5 Weapons Against Wheelchair Fraud

Suppliers brainstorm for Operation Wheeler Dealer relief.

If beleaguered wheelchair suppliers get their way, a 100-percent preapproval process could be the cure for Operation Wheeler Dealer ills.

Measures stemming from the feds' crackdown on Medicare wheelchair fraud are killing legitimate suppliers, warned numerous participants in the Centers for Medicare & Medicaid Services special listening session on the matter March 3. New restrictions on coverage policy and months of wheelchair claims holdups are cutting suppliers off at the knees, and preventing eligible beneficiaries from receiving their chairs on time or altogether, suppliers said.

Suppliers want CMS and the durable medical equipment regional carriers to rescind the so-called "clarification" to the wheelchair coverage policy issued in December. The policy is poorly structured and has no impact on wheelchair fraud and abuse, just on legit providers, attorney Cara Bachenheimer with Elyria, OH-based Invacare Corp. noted in the forum that attracted nearly 400 participants.

Beneficiary advocate Henry Claypool also called for the policy's rescindment. The change is "penny wise and pound foolish" as it pushes costs from the DME benefit to institutional, rehab and physician services after injuries and falls without proper equipment, Claypool argued.

As an alternative to the coverage change and other harsh Wheeler Dealer policies, DME suppliers offered these suggestions for preventing wheelchair fraud and abuse:

  • Coding. Having one catch-all HCPCS code for power wheelchairs, K0011, is a mistake, suppliers warned. There are thousands of K0011 wheelchairs, and a coding change should differentiate the "plain sit-and-go's" from more sophisticated and costly rehab chairs, said Jay Turner with Holland Medical.

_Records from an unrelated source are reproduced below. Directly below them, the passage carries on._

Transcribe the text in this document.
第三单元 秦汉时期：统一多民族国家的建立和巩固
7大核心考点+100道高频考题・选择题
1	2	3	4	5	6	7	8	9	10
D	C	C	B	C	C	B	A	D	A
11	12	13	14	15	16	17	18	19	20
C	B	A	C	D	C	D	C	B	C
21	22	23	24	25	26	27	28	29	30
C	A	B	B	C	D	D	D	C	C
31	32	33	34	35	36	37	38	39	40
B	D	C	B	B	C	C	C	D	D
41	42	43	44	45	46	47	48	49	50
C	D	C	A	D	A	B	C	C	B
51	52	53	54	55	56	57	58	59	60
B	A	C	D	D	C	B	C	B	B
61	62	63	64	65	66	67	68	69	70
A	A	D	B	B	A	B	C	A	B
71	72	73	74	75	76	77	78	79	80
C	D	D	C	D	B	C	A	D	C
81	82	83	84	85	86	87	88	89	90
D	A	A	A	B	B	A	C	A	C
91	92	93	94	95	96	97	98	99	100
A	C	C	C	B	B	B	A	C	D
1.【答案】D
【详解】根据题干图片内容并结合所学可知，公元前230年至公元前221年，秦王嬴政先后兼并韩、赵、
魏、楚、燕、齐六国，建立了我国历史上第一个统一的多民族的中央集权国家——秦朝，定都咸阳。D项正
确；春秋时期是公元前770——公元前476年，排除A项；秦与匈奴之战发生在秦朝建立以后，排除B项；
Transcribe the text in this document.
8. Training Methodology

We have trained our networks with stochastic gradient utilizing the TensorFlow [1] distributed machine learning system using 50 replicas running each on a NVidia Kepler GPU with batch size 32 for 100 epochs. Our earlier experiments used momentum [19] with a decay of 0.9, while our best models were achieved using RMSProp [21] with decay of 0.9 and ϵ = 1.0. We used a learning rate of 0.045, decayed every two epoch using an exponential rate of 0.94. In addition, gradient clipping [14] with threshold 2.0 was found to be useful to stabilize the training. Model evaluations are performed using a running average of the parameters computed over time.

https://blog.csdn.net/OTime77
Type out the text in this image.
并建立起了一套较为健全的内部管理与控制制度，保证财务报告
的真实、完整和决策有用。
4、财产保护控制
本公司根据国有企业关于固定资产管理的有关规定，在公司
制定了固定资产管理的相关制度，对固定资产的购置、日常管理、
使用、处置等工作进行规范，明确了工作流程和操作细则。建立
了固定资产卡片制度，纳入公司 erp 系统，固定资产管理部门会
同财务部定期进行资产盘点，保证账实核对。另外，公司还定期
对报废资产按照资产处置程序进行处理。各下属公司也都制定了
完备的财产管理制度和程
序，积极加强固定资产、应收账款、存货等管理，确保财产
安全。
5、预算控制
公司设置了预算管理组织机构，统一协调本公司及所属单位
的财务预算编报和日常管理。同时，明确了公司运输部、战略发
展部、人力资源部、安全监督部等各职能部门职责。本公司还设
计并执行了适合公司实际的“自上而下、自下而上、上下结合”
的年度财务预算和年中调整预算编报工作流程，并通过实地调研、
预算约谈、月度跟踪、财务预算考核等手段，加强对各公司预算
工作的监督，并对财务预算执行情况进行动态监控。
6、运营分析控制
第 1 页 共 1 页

    The time DMERCs spend scrutinizing "consumer" chairs could be much less than for rehab chairs, said Scott Scobey of Beaufort SC-based Low Country Mobility.

    Tying codes for certain power wheelchairs to ICD-9 diagnosis codes that allow patients to qualify for the chairs would be helpful, suggested Laura Mitchell, owner of Carol Stream, IL-based Chicagoland Accessibility.

  • Pre-approval. A number of suppliers called for a 100 percent pre-approval process for wheelchairs. "If it's a legitimate, valid claim, tell us up front" before the dealer purchases and delivers the equipment, said a WorldMed representative.

    Make any prior authorizations final, Scobey said. Suppliers should be able to submit their paperwork, and Medicare can decide whether "to cover it or not," Scobey told CMS.

  • Credentialing and accreditation. CMS can keep out the fly-by-night operators by requiring accreditation of suppliers and/or professional credentials for wheelchair dealers' supervisors and management, offered one Baltimore-area supplier.

  • Surety bond. A surety bond requirement is already on the books, and if CMS enforced it, criminals might steer clear of the program. But expensive items such as bonds and accreditation will make it harder for honest small providers to participate in Medicare, the Baltimore supplier said.

  • Educate beneficiaries. Letting beneficiaries know what to expect -- and what to watch out for -- can be the quickest way to identify fraud, said one Senior Medicare Patrol contractor representative.  "There's confusion at the provider level" about wheelchair eligibility, but "there's even more confusion at the consumer level," the rep said.